Stadtdirektorin und Kämmerin Christine Zeller
Nach der aktuellen Arbeitskreisrechnung zum Gemeindefinanzierungsgesetz (GFG) 2027 kann Münster im kommenden Jahr nur noch mit rund 2,8 Millionen Euro Schlüsselzuweisungen rechnen. Im am 20. Mai beschlossenen Doppelhaushalt waren rund 95 Millionen Euro eingeplant. Das nun Ausbleiben der Landeszuwendungen liegt vor allem in der Entwicklung der Steuerkraft der Gesamtheit der Kommunen in NRW, die sich weniger dynamisch entwickelt hat als noch in der Mai-Steuerschätzung des Landes angenommen. Gleichzeitig entwickelt sich der für die Verteilung der Schlüsselzuweisungen zugrunde gelegte rechnerische Finanzbedarf Münsters unterdurchschnittlich. Dadurch fällt Münsters Anteil an den Schlüsselzuweisungen drastisch geringer aus.
„Eine Veränderung in dieser Größenordnung ist ein erheblicher Einschnitt für die Finanzplanung unserer Stadt. Deshalb müssen wir jetzt unverzüglich und konsequent reagieren“, sagt Zeller. Als unmittelbare Maßnahme hat die Kämmerin eine Haushaltssperre verfügt. Damit werden freiwillige Ausgaben und neue finanzielle Verpflichtungen stark begrenzt. Ziel ist, bereits 2026 gegenzusteuern, um die Ausgangslage für 2027 und die folgenden Haushaltsjahre zu verbessern.
Der vom Rat beschlossene Doppelhaushalt 2026/2027 hat weiterhin Bestand. Parallel zur kurzfristigen Begrenzung von Ausgaben arbeitet die Verwaltung an weiteren Konsolidierungsmaßnahmen. „Wir müssen Entscheidungen, für die wir uns unter anderen Umständen mehr Zeit genommen hätten, jetzt vorziehen. Entscheidend ist, dass die Maßnahmen tatsächlich spürbare finanzielle Wirkung entfalten“, sagt Zeller.
Im Ausschuss will die Kämmerin auch auf die Frage eingehen, warum die erhebliche Veränderung bei den Schlüsselzuweisungen nicht im Vorfeld zu antizipieren sein konnte.

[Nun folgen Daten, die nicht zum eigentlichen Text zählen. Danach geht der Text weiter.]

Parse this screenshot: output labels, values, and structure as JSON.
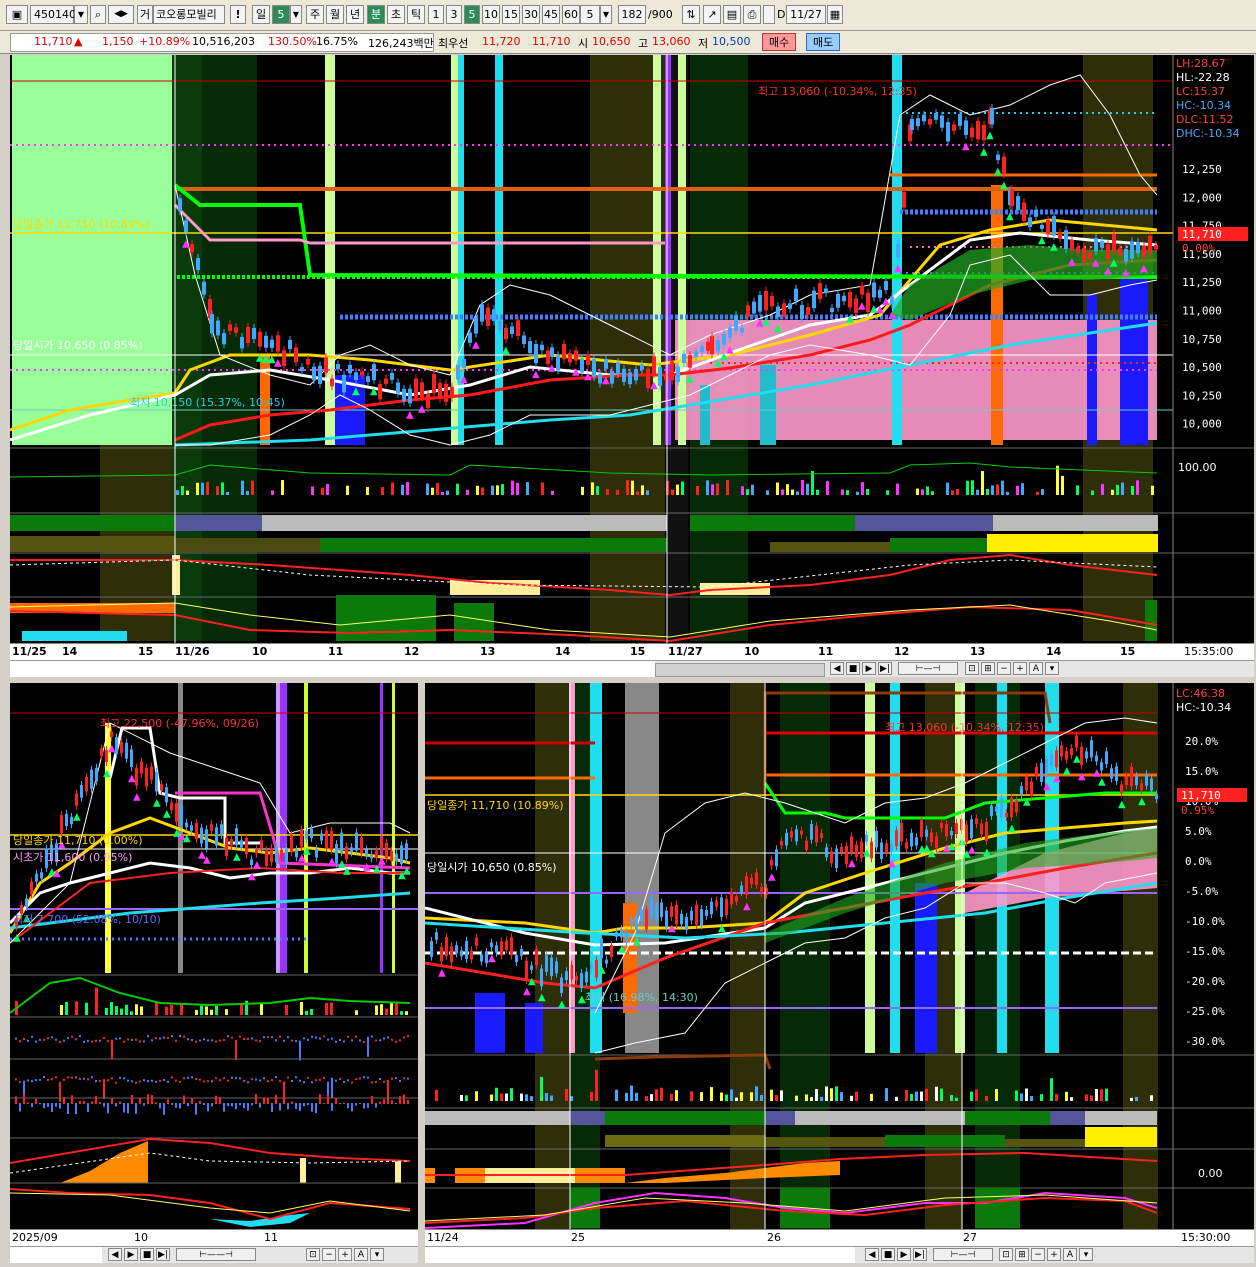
{
  "toolbar": {
    "code": "450140",
    "market": "거",
    "name": "코오롱모빌리",
    "excl": "!",
    "periods": [
      "일",
      "5",
      "주",
      "월",
      "년",
      "분",
      "초",
      "틱",
      "1",
      "3",
      "5",
      "10",
      "15",
      "30",
      "45",
      "60"
    ],
    "period_value": "5",
    "count": "182",
    "count_total": "/900",
    "d_label": "D",
    "date_value": "11/27"
  },
  "quote": {
    "price": "11,710",
    "arrow": "▲",
    "change": "1,150",
    "change_pct": "+10.89%",
    "volume": "10,516,203",
    "vol_ratio": "130.50%",
    "turnover": "16.75%",
    "amount": "126,243백만",
    "best_label": "최우선",
    "ask": "11,720",
    "bid": "11,710",
    "open_label": "시",
    "open": "10,650",
    "high_label": "고",
    "high": "13,060",
    "low_label": "저",
    "low": "10,500",
    "buy_label": "매수",
    "sell_label": "매도"
  },
  "top_chart": {
    "stats": [
      {
        "text": "LH:28.67",
        "color": "#ff4040"
      },
      {
        "text": "HL:-22.28",
        "color": "#ffffff"
      },
      {
        "text": "LC:15.37",
        "color": "#ff4040"
      },
      {
        "text": "HC:-10.34",
        "color": "#4da6ff"
      },
      {
        "text": "DLC:11.52",
        "color": "#ff4040"
      },
      {
        "text": "DHC:-10.34",
        "color": "#4da6ff"
      }
    ],
    "price_axis": [
      "12,250",
      "12,000",
      "11,750",
      "11,500",
      "11,250",
      "11,000",
      "10,750",
      "10,500",
      "10,250",
      "10,000"
    ],
    "current_price_tag": "11,710",
    "current_pct_tag": "0.00%",
    "high_annotation": "최고 13,060 (-10.34%, 12:35)",
    "low_annotation": "최저 10,150 (15.37%, 10:45)",
    "prev_close_label": "당일종가 11,710 (10.89%)",
    "open_label": "당일시가 10,650 (0.85%)",
    "volume_axis": "100.00",
    "time_axis": [
      "11/25",
      "14",
      "15",
      "11/26",
      "10",
      "11",
      "12",
      "13",
      "14",
      "15",
      "11/27",
      "10",
      "11",
      "12",
      "13",
      "14",
      "15"
    ],
    "clock": "15:35:00"
  },
  "bottom_left_chart": {
    "high_annotation": "최고 22,500 (-47.96%, 09/26)",
    "prev_close_label": "당일종가 11,710 (0.00%)",
    "open_label": "시초가 11,600 (0.95%)",
    "low_annotation": "최저 7,700 (52.08%, 10/10)",
    "time_axis": [
      "2025/09",
      "10",
      "11"
    ]
  },
  "bottom_right_chart": {
    "stats": [
      {
        "text": "LC:46.38",
        "color": "#ff4040"
      },
      {
        "text": "HC:-10.34",
        "color": "#ffffff"
      }
    ],
    "pct_axis": [
      "20.0%",
      "15.0%",
      "10.0%",
      "5.0%",
      "0.0%",
      "-5.0%",
      "-10.0%",
      "-15.0%",
      "-20.0%",
      "-25.0%",
      "-30.0%"
    ],
    "current_price_tag": "11,710",
    "current_pct_tag": "0.95%",
    "high_annotation": "최고 13,060 (-10.34%, 12:35)",
    "prev_close_label": "당일종가 11,710 (10.89%)",
    "open_label": "당일시가 10,650 (0.85%)",
    "low_annotation": "최저 (16.98%, 14:30)",
    "osc_axis": "0.00",
    "time_axis": [
      "11/24",
      "25",
      "26",
      "27"
    ],
    "clock": "15:30:00"
  },
  "colors": {
    "bg": "#000000",
    "up": "#ff2020",
    "down": "#3fa9ff",
    "ma_yellow": "#ffd700",
    "ma_green": "#00ff00",
    "ma_pink": "#ff80c0",
    "ma_cyan": "#22ccee",
    "pale_green": "#99ff99",
    "olive": "#3a3a0a",
    "dkgreen": "#0a3a0a"
  }
}
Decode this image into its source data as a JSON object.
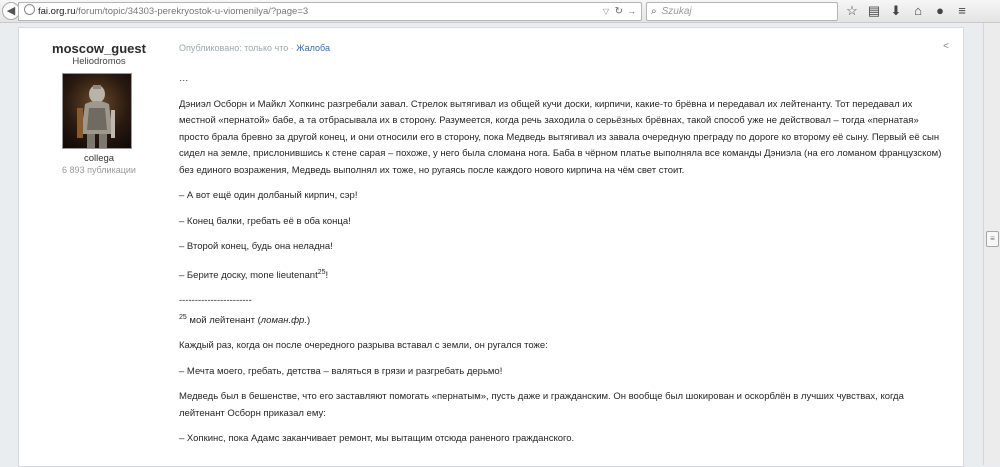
{
  "browser": {
    "url_host": "fai.org.ru",
    "url_path": "/forum/topic/34303-perekryostok-u-viomenilya/?page=3",
    "search_placeholder": "Szukaj",
    "icons": [
      "back-icon",
      "globe-icon",
      "reload-icon",
      "search-icon",
      "star-icon",
      "reading-list-icon",
      "download-icon",
      "home-icon",
      "chat-icon",
      "menu-icon"
    ]
  },
  "post": {
    "author": "moscow_guest",
    "author_title": "Heliodromos",
    "rank": "collega",
    "post_count": "6 893 публикации",
    "meta_prefix": "Опубликовано: только что · ",
    "report_label": "Жалоба",
    "paragraphs": [
      "…",
      "Дэниэл Осборн и Майкл Хопкинс разгребали завал. Стрелок вытягивал из общей кучи доски, кирпичи, какие-то брёвна и передавал их лейтенанту. Тот передавал их местной «пернатой» бабе, а та отбрасывала их в сторону. Разумеется, когда речь заходила о серьёзных брёвнах, такой способ уже не действовал – тогда «пернатая» просто брала бревно за другой конец, и они относили его в сторону, пока Медведь вытягивал из завала очередную преграду по дороге ко второму её сыну. Первый её сын сидел на земле, прислонившись к стене сарая – похоже, у него была сломана нога. Баба в чёрном платье выполняла все команды Дэниэла (на его ломаном французском) без единого возражения, Медведь выполнял их тоже, но ругаясь после каждого нового кирпича на чём свет стоит.",
      "– А вот ещё один долбаный кирпич, сэр!",
      "– Конец балки, гребать её в оба конца!",
      "– Второй конец, будь она неладна!"
    ],
    "quote_main": "– Берите доску, mone lieutenant",
    "quote_sup": "25",
    "quote_end": "!",
    "footnote_rule": "-----------------------",
    "footnote_num": "25",
    "footnote_text": " мой лейтенант (",
    "footnote_italic": "ломан.фр.",
    "footnote_close": ")",
    "paragraphs_after": [
      "Каждый раз, когда он после очередного разрыва вставал с земли, он ругался тоже:",
      "– Мечта моего, гребать, детства – валяться в грязи и разгребать дерьмо!",
      "Медведь был в бешенстве, что его заставляют помогать «пернатым», пусть даже и гражданским. Он вообще был шокирован и оскорблён в лучших чувствах, когда лейтенант Осборн приказал ему:",
      "– Хопкинс, пока Адамс заканчивает ремонт, мы вытащим отсюда раненого гражданского."
    ]
  },
  "colors": {
    "link": "#356eaa",
    "muted": "#999999",
    "background": "#e9edf0"
  }
}
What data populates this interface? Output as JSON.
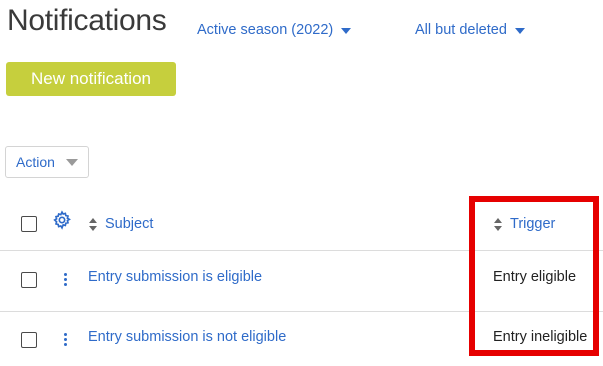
{
  "page": {
    "title": "Notifications"
  },
  "filters": {
    "season_label": "Active season (2022)",
    "status_label": "All but deleted"
  },
  "buttons": {
    "new_notification": "New notification",
    "action": "Action"
  },
  "table": {
    "columns": {
      "subject": "Subject",
      "trigger": "Trigger"
    },
    "rows": [
      {
        "subject": "Entry submission is eligible",
        "trigger": "Entry eligible"
      },
      {
        "subject": "Entry submission is not eligible",
        "trigger": "Entry ineligible"
      }
    ]
  },
  "icons": {
    "settings": "gear-icon",
    "sort": "sort-icon",
    "row_menu": "kebab-menu-icon",
    "dropdown": "caret-down-icon"
  },
  "colors": {
    "link": "#2f6bc9",
    "primary_button": "#c6cf3d",
    "highlight_box": "#e60000"
  }
}
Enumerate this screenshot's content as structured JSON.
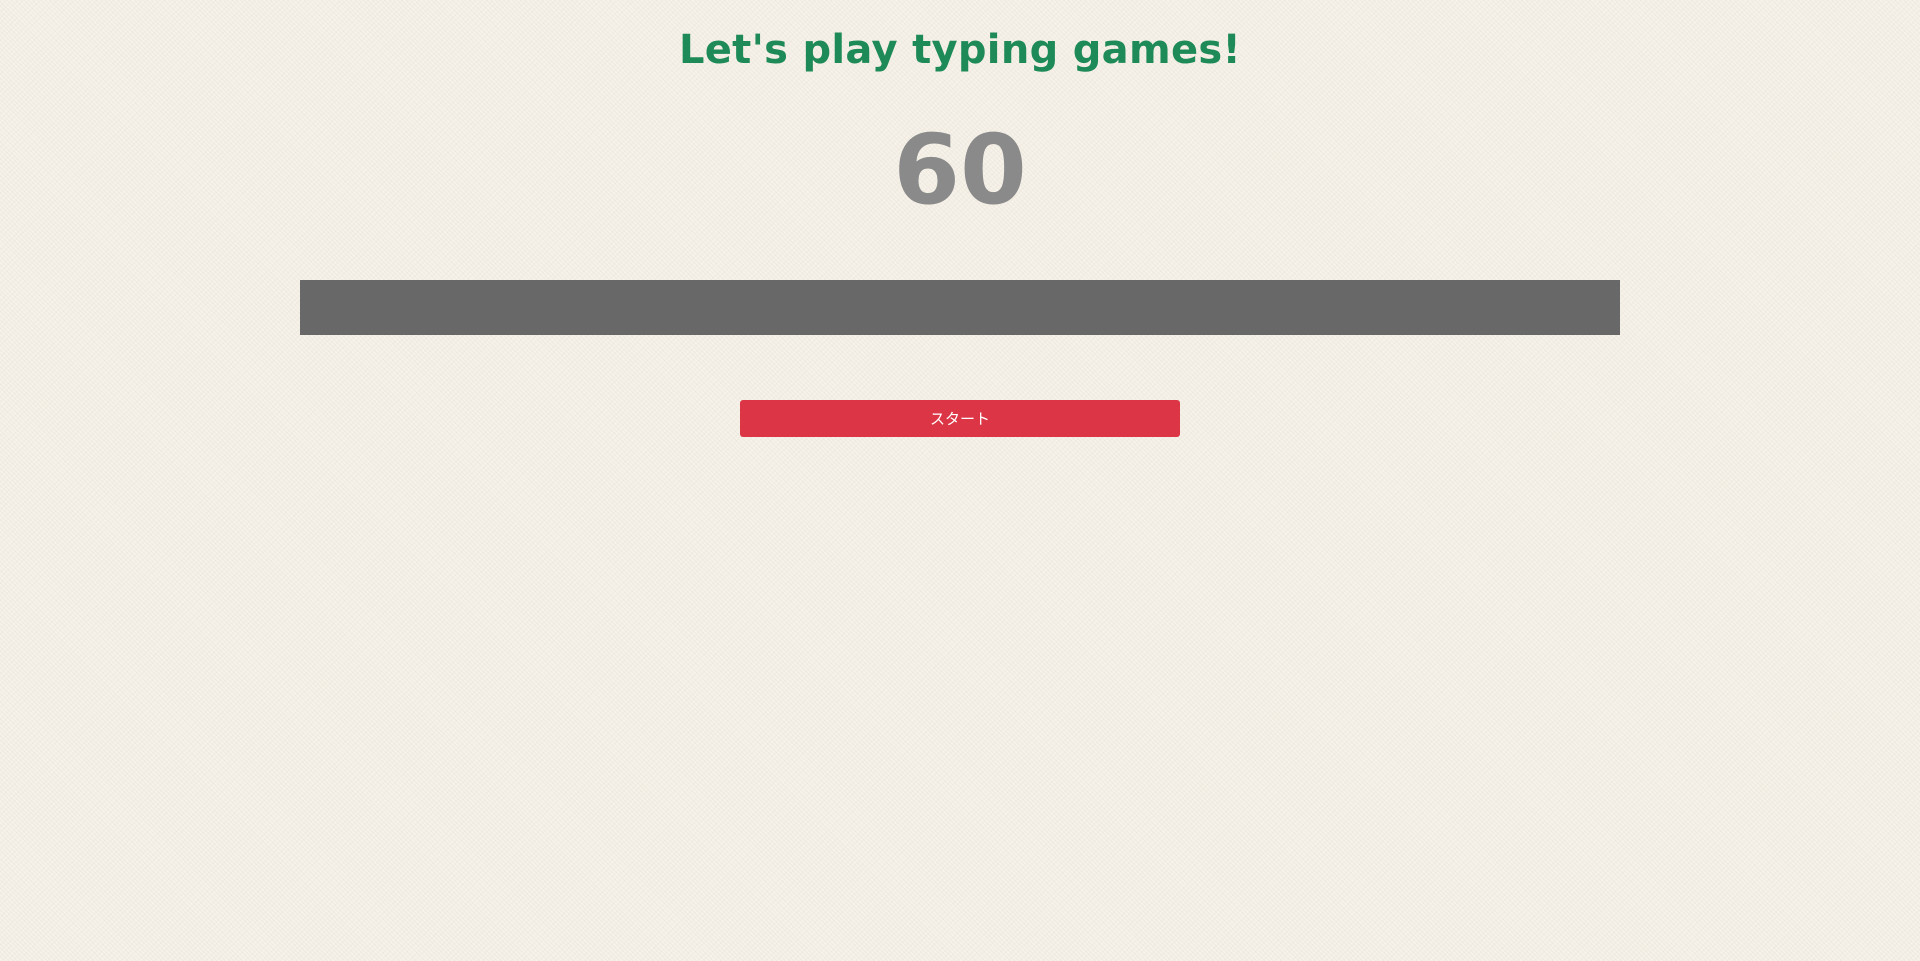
{
  "header": {
    "title": "Let's play typing games!"
  },
  "timer": {
    "value": "60"
  },
  "word_display": {
    "text": ""
  },
  "controls": {
    "start_label": "スタート"
  },
  "colors": {
    "title": "#1e8a57",
    "timer": "#8a8a8a",
    "bar": "#686868",
    "start_button": "#dc3545",
    "background": "#f6f2ea"
  }
}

Dass Münster 2025 ein besonders gutes Gewerbesteuerergebnis erzielt hatte, war nach Angaben der Kämmerin zwar bekannt und entsprechend in die Haushaltsplanung eingeflossen: Die Stadt hatte daraufhin ihre erwarteten Schlüsselzuweisungen im Entwurf für den am 20. Mai vom Rat beschlossenen Haushalt bereits reduziert. Nicht vorhersehbar gewesen sei dagegen die unterproportionale Entwicklung Nordrhein-Westfalens Kommunen in Gänze im Verhältnis zu der Münsteraner Situation. Kämmerin Christine Zeller: „Wir haben unsere damaligen Annahmen und insbesondere die im Mai verfügbaren Daten noch einmal sehr kritisch überprüft. Dabei haben wir keinen Punkt gefunden, an dem wir mit dem damaligen Informationsstand von unserer Kalkulation hätten abweichen müssen. Der Ansatz war aus unserer damaligen Sicht belastbar.“
Letztlich steht hinter der aktuellen Finanzmisere eine unerfüllte Forderung: „Wer bestellt, bezahlt“, die sogenannte Konnexität. Laut Zeller sind sich die Kommunen einig, dass eine sachgerechte Neuordnung der staatlichen Ausgaben und föderalen Finanzarchitektur überfällig ist. Solange die nicht greift, müsste es eine auskömmliche Finanzierung auf Landesebene geben. Dass diese nicht gegeben ist, zeigt die Entwicklung in den Sozialtransferleistungen. Die Nettobelastung für den Haushalt der Stadt sind gegenüber 2015 um 80 Prozent gestiegen, da die Kostenerstattung von Bund und Land in diesem Zeitraum nicht synchron zur Steigerung der Transferleistungen erfolgt ist. „Hierüber müssen wir mit Bund und Land sprechen“, so Zeller.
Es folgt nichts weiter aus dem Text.